Infine il lungo periodo, quello che riguarda noi. Le guerre non finiscono nei confini in cui sono cominciate; finiscono nei notiziari, nelle chat, nelle urne. Un conflitto lasciato sedimentare produce due effetti gemelli: l’idea, da una parte, che la forza paghi; dall’altra, che la disperazione sia un’argomentazione. Tradotto: proliferazione di sigle jihadiste in cerca di bandiera e di donatori, reti di reclutamento che usano immagini e slogan come leva, polarizzazione nelle città europee, attacchi ispirati, mimesi violente e, contemporaneamente, antisemitismo e islamofobia che risalgono la superficie pubblica. Non serve allarmismo, serve lucidità: la miglior politica antiterrorismo è togliere ossigeno alla narrativa che lo alimenta. Questo significa meno ultimatum a microfono aperto e più garanzie verificabili; meno scenografie e più logistica; meno promesse assolute e più tappe oneste.

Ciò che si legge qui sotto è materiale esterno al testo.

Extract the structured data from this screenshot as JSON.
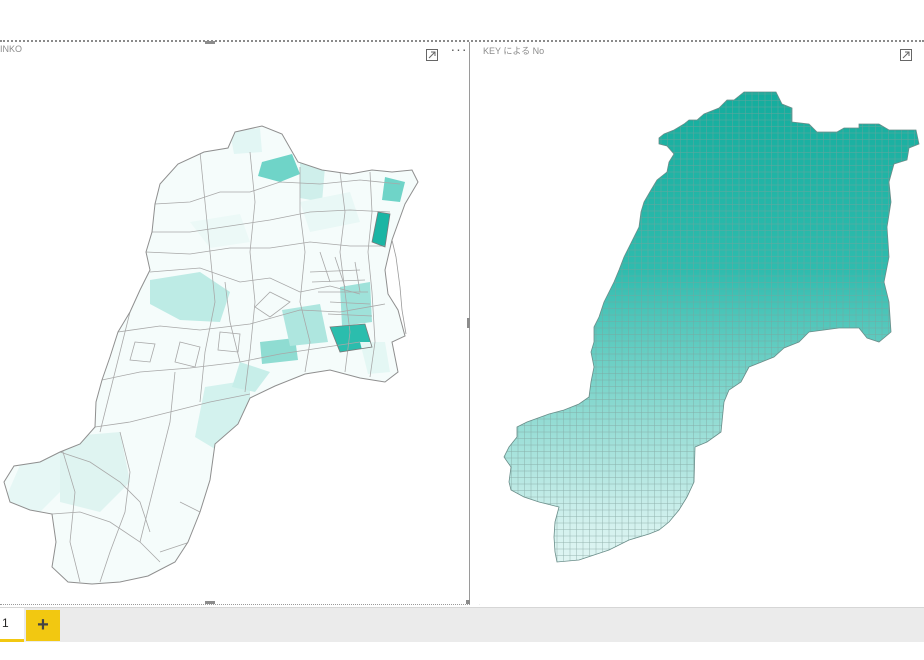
{
  "report": {
    "left_visual": {
      "title": "INKO",
      "focus_icon": "focus-mode-icon",
      "more_icon": "more-options-icon",
      "more_label": "···"
    },
    "right_visual": {
      "title": "KEY による No",
      "focus_icon": "focus-mode-icon"
    },
    "colors": {
      "map_high": "#1bb5a4",
      "map_mid": "#7fd8ce",
      "map_low": "#d9f3f0",
      "map_lowest": "#f5fcfb",
      "boundary": "#9a9a9a",
      "accent_yellow": "#f2c811"
    }
  },
  "pages": {
    "tabs": [
      {
        "label": "1"
      }
    ],
    "add_label": "+"
  }
}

Qualcuno obietterà che non si può dare nulla a chi spara. È vero: i diritti non si barattano e i crimini vanno perseguiti, individualmente, dovunque si commettano. Ma una trattativa non è un premio, è un ponte provvisorio sopra un fiume in piena. Oggi quel ponte — imperfetto, pericolante, esposto ai colpi — è comunque preferibile all’idea che la corrente si porti via tutto. Perché la storia ci insegna che la corrente non porta mai via solo “gli altri”. Ci riguarda sempre, più vicino di quanto vorremmo.

Il punto non è credere o meno al piano di giornata; il punto è pretendere che ogni piano, qualunque sia il governo che lo firma, risponda a questa domanda elementare: domani, chi potrà andare a scuola? Chi avrà una medicina? Chi potrà tornare a casa senza temere un drone? Se a queste domande non sappiamo dare una risposta, allora possiamo pure cambiare il nome del piano — tregua, cessate il fuoco, road map, Board of Peace — ma non avremo cambiato la sostanza. E la sostanza, oggi, è una: fermare il sangue, aprire la strada agli ostaggi, dare aria agli aiuti, e costruire, senza grandiose illusioni, gli argini minimi contro la prossima piena. Nota editoriale

Questo articolo impiega il termine “genocidio” in riferimento alla definizione della Convenzione ONU del 1948 e ai procedimenti internazionali in corso; condanna senza ambiguità antisemitismo e islamofobia. Le responsabilità descritte sono individuali (capi politici e militari), non collettive.